What follows is more a letter to ourselves than anything, left where you might read it too: one studio to another, on what these weeks have taught us over the years and what we mean to do differently.
What do we go for? For us it’s four things, and we suspect they are close to your own. Inspiration. Connection, the kind that only happens when everyone you know is in one city for a single week. The makers and houses we already specify, and the new ones we are always hoping to find, worth travelling a long way to see in person. And content, naturally. Proving you were there has now become an expectation in itself, part of the week as much as anything else.

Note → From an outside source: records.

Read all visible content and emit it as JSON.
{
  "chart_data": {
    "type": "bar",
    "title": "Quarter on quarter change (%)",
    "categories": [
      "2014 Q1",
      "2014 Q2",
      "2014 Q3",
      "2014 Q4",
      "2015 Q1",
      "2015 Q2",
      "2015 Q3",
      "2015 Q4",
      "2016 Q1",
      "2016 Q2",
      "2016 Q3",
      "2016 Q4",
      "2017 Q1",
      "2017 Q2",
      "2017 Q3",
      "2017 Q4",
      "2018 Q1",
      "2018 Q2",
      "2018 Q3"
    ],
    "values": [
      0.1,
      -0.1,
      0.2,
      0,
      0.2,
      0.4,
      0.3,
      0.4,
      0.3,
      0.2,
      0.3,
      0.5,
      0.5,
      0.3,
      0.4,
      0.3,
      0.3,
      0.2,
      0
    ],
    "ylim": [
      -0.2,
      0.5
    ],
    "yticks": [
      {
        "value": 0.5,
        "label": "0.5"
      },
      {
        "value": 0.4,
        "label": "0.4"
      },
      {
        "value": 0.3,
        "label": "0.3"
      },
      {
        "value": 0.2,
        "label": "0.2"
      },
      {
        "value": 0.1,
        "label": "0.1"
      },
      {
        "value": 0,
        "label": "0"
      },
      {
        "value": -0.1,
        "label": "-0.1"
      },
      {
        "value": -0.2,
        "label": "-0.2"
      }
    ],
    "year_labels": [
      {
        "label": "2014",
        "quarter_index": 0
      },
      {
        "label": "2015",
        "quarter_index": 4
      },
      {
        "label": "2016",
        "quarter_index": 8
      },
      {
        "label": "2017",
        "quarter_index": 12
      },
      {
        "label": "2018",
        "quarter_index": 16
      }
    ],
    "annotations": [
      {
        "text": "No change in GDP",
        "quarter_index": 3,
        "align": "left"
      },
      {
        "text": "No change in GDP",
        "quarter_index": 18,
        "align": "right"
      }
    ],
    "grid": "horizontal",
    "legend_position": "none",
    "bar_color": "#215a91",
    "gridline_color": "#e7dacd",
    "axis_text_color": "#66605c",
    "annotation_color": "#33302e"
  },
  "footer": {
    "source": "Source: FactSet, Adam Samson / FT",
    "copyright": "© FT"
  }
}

Milan Design Week is the one that got us thinking, which feels almost ungrateful, because we love it. New work everywhere you turn, the most interesting people, whole rooms of the chic and the brilliant. None of what follows is a complaint. It is the particular ache of loving something so popular it has become hard to navigate. The fair is too big precisely because it is too good. The crowds are not a fault. They are the proof. And still, the bigger it gets, the harder it becomes to reach the thing you came for.
We spent the better part of an afternoon queuing in the heat (April in Milan does not always oblige with sunshine; that day it did) to get into a building we would otherwise never have the privilege of seeing inside, the sort of address that stays shut all year and opens only for the week. And it was more than worth the wait. On a quieter morning it would have floored us. But we saw it shoulder to shoulder with a few hundred others, phones held above every head, ushered into the next room before we had really stood in the last. There was no time to take it in, to look properly at the pieces, to find the person whose work it was and ask. We saw all of it and absorbed none of it, and left with the photograph everyone else took that day.

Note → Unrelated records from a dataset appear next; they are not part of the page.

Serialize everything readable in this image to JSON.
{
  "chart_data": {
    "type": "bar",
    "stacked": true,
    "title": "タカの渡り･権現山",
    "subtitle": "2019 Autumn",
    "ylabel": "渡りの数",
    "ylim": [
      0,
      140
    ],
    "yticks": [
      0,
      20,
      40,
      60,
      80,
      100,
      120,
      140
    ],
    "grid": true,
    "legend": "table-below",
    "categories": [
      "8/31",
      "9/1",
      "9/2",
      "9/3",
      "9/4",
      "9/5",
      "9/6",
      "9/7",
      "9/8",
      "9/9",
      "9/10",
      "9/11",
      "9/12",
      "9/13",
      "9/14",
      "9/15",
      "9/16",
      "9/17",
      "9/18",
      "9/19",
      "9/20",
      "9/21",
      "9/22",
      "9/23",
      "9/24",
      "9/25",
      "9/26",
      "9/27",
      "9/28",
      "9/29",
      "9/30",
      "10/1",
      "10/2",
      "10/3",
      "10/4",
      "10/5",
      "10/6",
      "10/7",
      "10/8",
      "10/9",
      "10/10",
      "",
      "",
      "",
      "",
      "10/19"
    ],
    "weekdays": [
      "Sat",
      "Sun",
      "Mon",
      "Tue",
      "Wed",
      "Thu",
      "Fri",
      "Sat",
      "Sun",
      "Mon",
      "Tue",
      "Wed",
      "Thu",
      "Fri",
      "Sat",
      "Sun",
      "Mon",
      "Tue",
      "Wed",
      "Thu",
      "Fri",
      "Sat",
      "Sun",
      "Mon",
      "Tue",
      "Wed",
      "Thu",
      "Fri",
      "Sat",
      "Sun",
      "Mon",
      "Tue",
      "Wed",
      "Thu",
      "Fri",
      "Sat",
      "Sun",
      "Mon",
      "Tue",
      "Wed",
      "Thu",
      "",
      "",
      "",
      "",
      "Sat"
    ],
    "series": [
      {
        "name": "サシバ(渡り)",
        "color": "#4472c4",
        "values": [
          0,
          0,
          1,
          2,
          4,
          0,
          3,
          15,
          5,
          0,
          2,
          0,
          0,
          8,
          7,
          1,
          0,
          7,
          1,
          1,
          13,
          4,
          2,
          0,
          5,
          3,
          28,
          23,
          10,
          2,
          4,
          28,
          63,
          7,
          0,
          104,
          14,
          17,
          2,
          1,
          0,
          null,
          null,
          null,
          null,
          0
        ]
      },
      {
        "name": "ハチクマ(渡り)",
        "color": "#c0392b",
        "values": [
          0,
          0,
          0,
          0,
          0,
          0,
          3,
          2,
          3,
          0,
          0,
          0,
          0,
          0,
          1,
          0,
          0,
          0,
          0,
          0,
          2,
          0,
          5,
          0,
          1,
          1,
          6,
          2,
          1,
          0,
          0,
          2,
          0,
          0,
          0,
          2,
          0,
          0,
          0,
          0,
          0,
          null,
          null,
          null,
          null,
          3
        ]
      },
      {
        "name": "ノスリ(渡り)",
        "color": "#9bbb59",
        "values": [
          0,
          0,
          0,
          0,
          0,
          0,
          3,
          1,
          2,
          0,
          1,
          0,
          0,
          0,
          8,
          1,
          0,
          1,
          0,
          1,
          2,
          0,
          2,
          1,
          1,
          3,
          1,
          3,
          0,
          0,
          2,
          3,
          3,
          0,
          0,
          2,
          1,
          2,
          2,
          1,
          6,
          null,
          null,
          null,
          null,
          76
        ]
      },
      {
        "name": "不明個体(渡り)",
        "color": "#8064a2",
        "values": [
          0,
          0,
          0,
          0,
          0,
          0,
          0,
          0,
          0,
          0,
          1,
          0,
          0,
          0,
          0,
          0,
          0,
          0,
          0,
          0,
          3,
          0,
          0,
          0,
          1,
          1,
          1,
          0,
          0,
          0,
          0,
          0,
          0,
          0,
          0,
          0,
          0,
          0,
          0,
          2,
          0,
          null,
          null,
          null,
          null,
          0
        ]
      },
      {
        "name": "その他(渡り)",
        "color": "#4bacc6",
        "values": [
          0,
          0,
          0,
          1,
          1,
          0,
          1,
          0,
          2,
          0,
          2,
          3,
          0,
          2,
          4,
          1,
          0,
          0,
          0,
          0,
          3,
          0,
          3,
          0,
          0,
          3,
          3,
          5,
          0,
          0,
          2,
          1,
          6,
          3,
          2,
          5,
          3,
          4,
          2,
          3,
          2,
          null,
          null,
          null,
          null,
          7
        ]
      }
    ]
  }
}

The fear of missing out is also merciless. You make a plan, and by lunch on the second day someone you admire posts from an exhibition that was never on your list, and the plan is gone. Last year we ran across the city to reach a showroom before it closed, arriving five minutes after the doors had shut (devastating, at the time). It seem to happen to everyone at least once. And it does not end there. A week on, long after the fair has finished, a show you never made it to surfaces on somebody's Instagram, and you feel it all over again, for something long since over.
Then there is the guilt nobody admits to. We had a long lunch with a friend that ran hours longer than we anticipated. The whole time, part of us was counting the rooms we were not in, telling ourselves that a few days away from the studio should amount to more than a long table and good conversation. As if sitting still were the one thing a fair would not permit.

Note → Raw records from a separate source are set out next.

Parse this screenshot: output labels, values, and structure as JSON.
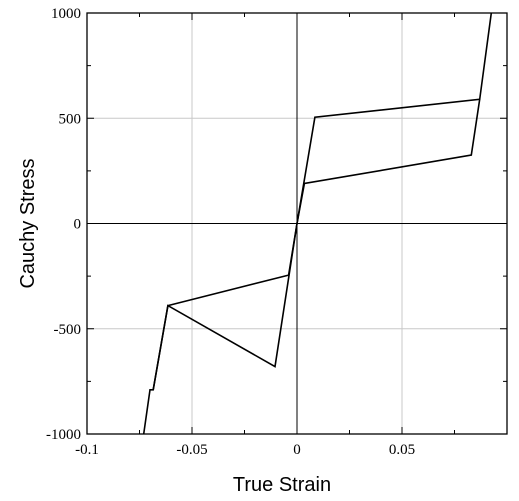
{
  "chart_data": {
    "type": "line",
    "title": "",
    "xlabel": "True Strain",
    "ylabel": "Cauchy Stress",
    "xlim": [
      -0.1,
      0.1
    ],
    "ylim": [
      -1000,
      1000
    ],
    "x_ticks": [
      -0.1,
      -0.05,
      0,
      0.05
    ],
    "x_tick_labels": [
      "-0.1",
      "-0.05",
      "0",
      "0.05"
    ],
    "y_ticks": [
      -1000,
      -500,
      0,
      500,
      1000
    ],
    "y_tick_labels": [
      "-1000",
      "-500",
      "0",
      "500",
      "1000"
    ],
    "grid": true,
    "legend": "none",
    "series": [
      {
        "x": [
          -0.073,
          -0.07,
          -0.0685,
          -0.0615,
          -0.0105,
          0.0,
          0.0085,
          0.087,
          0.0925
        ],
        "y": [
          -1000,
          -790,
          -790,
          -390,
          -680,
          0,
          505,
          590,
          1000
        ]
      },
      {
        "x": [
          -0.0685,
          -0.0615,
          -0.004,
          0.0,
          0.0035,
          0.083,
          0.087
        ],
        "y": [
          -790,
          -390,
          -245,
          0,
          190,
          325,
          590
        ]
      }
    ]
  }
}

The biggest presentations are among the finest things you will see all year, spectacle in the best sense, a space turned into something you could not have dreamed up yourself. It almost feels a shame to miss them. But we come as designers, not just enthusiasts, and increasingly that means missing a few, because what we actually came for is elsewhere. The smaller, independent showings, often someone’s own studio or a residence, are no less beautiful, and often more so: the scent of the place, the sound of it, the thought and detail worked into every corner. Not to mention that you walk straight in. You can stand still, ask how a piece was made and whether it would work in a project, talk to whoever made it when they are there, and take the whole of it in. These are the ones we come home thinking about.
Should designers still go? We think so, and we would still tell you to book the flight. We know now, more or less, how we want to do it this time.
We make a plan and mostly keep to it, clear on who we actually need to see. When something irresistible appears on somebody's stories (as it always does, usually around one o’clock on the second day), we fold it into tomorrow or let it go, because you cannot see all of a fair and there is no use pretending otherwise.
The big events may stay in the plan, but the independents come first. We leave room for spontaneity where we can, which is easier at some fairs than others. Copenhagen allows for it. Others, less so. Either way, the point is not to see everything. It is to see enough, properly.
We take a few photographs from our own point of view, and then the phone goes in the bag. We sit down for coffee and pause. We look properly. We talk to people, which sounds obvious until you notice how little of it you actually manage when you are rushing from one place to the next. No guilt, no fear of missing out, no tally of the hours away from our desks.
In a few hours, we leave for Copenhagen and 3daysofdesign, from 10 to 12 June. Sharon knows the city well, though never during the fair, and this will be my third year. It has always felt slower and more intimate than the others, a whole city given over to design for three days: cycling between showrooms, long coffees, morning plates and pastries, and a food scene too good to treat as an afterthought. This year, I want to know whether that feeling still holds now that the fair has grown. Sharon will see it without the memory of previous years, which may make her the better judge.